Chissà se voleranno anche quest'anno nel cielo blu, là dove ventisei anni fa alle nove e un quarto della sera una dottoressa di Berlino Est, Annemarie Reffert, passava il confine a Marienborn con la figlia sedicenne a bordo di una Lada, a Bornholmer Straße alle undici 20.000 cittadini della Ddr gridavano «aprite!», «noi siamo il popolo!» e «siamo un solo popolo!», rassicurando le guardie con «wir kommen wieder» («ritorniamo») perché alle spalle lasciavano una famiglia da accudire, e a Checkpoint Charlie 3.000 berlinesi dell’Ovest gridavano «lasciateci entrare!» mentre dall’altra parte un centinaio di cittadini dell’Est urlavano «lasciateci uscire!».

Quel «wir kommen wieder» e il passaggio alla frontiera della dottoressa e mamma di Berlino Est ebbero più conseguenza storica dell’ «ich bin ein Berliner» di John Fitzgerald Kennedy nel 1963, almeno al pari del carro armato bloccato cinque mesi prima dall’anonimo ragazzo con busta in mano e giacca nell’altra sulla Chang'an, vicino a Piazza Tienanmen; oppure come la generosità del campione del mondo cinese di ping-pong, Zhuang Zedong, che nel '71 accolse sull’autobus della propria squadra l'avversario americano Glenn Cowan inaugurando la «politica del ping-pong» e il disgelo fra Cina e Usa, anticipatore della visita di Nixon in Cina a febbraio dell’anno successivo, e dei fatti del 1989, propiziati da Giovanni Paolo II e dalla perestroika di Gorbaciov.

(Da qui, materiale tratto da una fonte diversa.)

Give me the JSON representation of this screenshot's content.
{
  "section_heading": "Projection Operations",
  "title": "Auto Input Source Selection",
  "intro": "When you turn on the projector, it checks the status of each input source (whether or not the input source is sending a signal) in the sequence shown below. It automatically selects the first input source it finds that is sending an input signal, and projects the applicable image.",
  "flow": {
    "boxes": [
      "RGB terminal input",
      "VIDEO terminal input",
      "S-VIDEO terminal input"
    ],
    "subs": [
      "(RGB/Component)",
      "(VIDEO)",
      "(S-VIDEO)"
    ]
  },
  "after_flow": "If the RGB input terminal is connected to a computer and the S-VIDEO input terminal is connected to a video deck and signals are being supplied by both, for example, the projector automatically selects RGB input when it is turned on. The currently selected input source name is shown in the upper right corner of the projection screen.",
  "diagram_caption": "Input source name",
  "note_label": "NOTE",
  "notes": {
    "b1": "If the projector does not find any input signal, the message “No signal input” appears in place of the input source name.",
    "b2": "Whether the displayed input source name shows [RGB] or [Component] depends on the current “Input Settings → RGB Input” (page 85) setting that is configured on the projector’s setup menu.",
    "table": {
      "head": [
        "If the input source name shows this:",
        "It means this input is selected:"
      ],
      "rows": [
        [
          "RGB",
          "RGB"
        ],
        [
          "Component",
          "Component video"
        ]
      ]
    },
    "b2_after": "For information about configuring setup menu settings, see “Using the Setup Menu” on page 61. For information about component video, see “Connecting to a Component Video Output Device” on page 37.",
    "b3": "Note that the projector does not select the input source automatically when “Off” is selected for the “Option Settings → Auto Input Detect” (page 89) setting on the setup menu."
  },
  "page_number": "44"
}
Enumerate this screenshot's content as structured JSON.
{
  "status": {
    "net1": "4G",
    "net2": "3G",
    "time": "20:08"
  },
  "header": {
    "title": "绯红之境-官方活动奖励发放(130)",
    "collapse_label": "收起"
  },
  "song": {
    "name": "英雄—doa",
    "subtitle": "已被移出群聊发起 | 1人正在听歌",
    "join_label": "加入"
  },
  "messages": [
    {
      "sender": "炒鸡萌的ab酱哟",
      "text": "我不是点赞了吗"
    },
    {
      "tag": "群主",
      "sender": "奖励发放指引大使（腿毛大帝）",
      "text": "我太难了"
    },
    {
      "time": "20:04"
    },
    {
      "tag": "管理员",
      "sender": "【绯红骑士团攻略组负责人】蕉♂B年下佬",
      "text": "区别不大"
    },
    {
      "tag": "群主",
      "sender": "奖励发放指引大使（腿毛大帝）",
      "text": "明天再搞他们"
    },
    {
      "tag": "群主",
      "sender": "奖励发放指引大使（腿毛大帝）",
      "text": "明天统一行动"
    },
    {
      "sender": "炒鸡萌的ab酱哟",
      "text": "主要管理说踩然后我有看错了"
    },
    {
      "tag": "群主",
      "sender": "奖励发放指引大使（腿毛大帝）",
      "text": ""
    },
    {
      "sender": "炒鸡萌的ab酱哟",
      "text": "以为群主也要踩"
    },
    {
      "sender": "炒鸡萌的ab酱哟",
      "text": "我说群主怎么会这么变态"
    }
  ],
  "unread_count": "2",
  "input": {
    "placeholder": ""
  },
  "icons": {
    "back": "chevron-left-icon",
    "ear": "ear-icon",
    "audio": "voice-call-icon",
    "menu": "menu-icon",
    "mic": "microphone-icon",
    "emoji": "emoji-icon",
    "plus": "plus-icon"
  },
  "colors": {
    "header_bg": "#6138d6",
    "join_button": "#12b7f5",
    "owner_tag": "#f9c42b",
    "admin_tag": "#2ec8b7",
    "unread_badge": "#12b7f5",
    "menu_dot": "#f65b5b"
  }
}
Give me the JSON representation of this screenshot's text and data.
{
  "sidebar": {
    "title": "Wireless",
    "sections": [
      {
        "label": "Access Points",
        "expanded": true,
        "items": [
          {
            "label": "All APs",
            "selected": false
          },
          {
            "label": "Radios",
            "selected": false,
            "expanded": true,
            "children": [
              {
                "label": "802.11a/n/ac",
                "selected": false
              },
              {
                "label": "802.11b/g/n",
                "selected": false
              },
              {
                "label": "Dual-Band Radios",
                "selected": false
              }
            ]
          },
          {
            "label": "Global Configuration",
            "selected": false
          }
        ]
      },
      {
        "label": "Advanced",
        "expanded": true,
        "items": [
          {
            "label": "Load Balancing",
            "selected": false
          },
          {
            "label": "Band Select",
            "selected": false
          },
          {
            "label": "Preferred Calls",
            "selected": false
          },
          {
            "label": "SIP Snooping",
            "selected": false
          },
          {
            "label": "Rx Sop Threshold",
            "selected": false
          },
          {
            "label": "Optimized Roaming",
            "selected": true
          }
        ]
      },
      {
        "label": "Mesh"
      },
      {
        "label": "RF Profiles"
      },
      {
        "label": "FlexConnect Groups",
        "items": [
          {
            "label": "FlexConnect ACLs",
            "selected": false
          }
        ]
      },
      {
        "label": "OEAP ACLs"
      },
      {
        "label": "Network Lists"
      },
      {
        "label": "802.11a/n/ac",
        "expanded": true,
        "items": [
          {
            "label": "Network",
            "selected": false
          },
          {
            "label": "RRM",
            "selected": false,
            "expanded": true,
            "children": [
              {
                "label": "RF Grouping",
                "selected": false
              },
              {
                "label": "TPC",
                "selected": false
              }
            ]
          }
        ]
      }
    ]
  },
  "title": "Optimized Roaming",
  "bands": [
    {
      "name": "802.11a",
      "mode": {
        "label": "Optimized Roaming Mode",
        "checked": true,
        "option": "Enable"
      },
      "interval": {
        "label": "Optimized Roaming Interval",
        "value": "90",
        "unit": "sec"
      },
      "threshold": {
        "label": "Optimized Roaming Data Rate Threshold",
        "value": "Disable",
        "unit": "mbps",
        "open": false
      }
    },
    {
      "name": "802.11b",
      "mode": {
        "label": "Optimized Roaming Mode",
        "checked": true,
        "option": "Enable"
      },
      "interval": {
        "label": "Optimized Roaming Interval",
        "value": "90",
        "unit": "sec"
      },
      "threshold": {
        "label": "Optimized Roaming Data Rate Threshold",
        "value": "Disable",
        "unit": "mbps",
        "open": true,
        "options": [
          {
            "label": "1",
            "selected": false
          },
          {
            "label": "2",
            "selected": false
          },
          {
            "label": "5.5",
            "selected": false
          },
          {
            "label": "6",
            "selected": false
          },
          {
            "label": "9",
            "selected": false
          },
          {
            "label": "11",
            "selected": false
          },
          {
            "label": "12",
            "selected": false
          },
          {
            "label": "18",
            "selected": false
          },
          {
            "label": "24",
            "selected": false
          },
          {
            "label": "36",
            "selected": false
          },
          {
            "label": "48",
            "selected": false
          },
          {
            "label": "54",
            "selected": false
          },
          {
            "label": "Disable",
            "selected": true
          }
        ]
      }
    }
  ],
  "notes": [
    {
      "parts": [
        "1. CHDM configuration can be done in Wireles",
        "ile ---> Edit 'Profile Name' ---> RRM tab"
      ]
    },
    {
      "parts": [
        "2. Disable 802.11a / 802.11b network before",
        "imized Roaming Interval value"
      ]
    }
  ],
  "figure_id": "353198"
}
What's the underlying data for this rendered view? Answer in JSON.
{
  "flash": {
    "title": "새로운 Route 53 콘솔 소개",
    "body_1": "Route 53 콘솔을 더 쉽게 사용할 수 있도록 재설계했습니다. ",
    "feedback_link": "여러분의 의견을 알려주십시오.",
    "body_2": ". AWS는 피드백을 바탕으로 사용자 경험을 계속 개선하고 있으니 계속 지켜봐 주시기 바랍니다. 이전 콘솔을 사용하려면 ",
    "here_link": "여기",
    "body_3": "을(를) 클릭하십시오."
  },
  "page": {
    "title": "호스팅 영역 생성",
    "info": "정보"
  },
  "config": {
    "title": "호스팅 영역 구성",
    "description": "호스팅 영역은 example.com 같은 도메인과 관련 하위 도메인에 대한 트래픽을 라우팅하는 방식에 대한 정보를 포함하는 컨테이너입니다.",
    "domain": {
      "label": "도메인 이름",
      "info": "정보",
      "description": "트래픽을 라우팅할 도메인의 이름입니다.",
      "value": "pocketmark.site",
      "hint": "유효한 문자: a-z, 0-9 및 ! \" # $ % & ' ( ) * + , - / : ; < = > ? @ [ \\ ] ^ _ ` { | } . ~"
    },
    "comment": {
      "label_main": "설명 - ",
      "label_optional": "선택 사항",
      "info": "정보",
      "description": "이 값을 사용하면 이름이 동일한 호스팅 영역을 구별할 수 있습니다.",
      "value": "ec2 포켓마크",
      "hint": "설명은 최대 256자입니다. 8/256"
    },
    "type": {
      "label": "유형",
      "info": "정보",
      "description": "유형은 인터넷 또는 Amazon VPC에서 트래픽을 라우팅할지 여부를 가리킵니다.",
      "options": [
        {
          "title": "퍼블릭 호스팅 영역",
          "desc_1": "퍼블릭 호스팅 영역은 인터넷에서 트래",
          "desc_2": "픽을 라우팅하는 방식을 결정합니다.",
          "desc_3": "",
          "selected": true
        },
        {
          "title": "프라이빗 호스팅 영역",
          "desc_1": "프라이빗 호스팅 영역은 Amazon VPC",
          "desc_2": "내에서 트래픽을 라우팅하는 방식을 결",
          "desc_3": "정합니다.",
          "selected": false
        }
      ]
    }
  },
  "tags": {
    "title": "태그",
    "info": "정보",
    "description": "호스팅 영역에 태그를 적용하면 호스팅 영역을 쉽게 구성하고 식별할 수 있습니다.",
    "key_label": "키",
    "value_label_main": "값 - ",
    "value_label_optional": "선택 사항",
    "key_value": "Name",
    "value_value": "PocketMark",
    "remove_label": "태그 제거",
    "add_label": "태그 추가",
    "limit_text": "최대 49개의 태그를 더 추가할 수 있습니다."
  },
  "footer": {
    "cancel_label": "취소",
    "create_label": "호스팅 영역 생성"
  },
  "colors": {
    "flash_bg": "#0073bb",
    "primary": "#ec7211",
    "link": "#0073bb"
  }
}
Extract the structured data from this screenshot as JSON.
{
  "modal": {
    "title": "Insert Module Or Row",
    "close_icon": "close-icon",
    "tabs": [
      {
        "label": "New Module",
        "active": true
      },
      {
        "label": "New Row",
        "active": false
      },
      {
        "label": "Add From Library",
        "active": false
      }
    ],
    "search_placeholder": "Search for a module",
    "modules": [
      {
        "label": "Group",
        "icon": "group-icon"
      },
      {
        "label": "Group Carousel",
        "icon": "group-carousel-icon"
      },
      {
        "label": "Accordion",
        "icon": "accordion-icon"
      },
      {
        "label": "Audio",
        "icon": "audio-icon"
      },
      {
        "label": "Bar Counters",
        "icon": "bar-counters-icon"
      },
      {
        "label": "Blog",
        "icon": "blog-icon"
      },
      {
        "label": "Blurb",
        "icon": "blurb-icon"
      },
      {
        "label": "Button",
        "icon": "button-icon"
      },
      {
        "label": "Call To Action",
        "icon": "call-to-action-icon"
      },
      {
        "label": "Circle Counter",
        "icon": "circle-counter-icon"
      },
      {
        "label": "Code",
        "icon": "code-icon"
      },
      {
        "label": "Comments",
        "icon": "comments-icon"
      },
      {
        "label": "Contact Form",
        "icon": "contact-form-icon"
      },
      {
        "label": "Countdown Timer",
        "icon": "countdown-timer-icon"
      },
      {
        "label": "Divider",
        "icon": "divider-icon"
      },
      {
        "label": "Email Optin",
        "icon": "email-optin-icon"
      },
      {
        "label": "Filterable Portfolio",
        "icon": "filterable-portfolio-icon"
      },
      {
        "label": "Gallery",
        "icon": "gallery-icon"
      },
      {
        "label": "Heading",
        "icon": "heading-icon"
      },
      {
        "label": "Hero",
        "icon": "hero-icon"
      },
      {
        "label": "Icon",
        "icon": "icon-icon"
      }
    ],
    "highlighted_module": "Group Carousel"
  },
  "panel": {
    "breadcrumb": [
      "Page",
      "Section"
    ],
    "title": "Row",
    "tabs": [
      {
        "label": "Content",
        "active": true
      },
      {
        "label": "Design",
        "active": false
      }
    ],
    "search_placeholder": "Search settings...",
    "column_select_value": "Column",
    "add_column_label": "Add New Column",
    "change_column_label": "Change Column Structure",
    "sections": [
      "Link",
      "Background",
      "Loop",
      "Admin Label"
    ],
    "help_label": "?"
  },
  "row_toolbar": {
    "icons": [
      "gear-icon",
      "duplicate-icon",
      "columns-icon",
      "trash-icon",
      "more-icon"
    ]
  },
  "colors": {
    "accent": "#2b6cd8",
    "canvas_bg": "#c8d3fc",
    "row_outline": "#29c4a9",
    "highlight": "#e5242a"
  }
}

La storia è fatta di piccoli gesti. Come quello di Mstislav Rostropovich che l’11 novembre dell’89 eseguì al violoncello, davanti alle macerie a Checkpoint Charlie, alcune suite di Bach in tonalità maggiore, perché «dopo 28 anni di vita in tonalità minore, per i berlinesi è giunto il momento della gioia». E intrisa di frasi semplici, come quelle delle folle berlinesi oppure il rivoluzionario «stay hungry, stay foolish» di Steve Jobs per esortare gli studenti di un’università, nel 2005, al nuovo e all’impresa, anche folle. Ma anche di momenti di apertura formidabili, come la conferenza tenuta l'anno scorso in mandarino da Zuckerberg, nonostante il blocco della sua Facebook in Cina, conquistando in mezz’ora di botta e risposta la platea di studenti cinesi riunita nell'aula magna dell’università Tsinghua di Pechino.

Le lingue, come la musica, gettano ponti e suonano le corde dell’unione fra i popoli; e talvolta, quelle dell’economia. La storia è fatta di gesti di donne e uomini, ma talvolta da leggi, come nel caso dell'abolizione del divieto del figlio unico.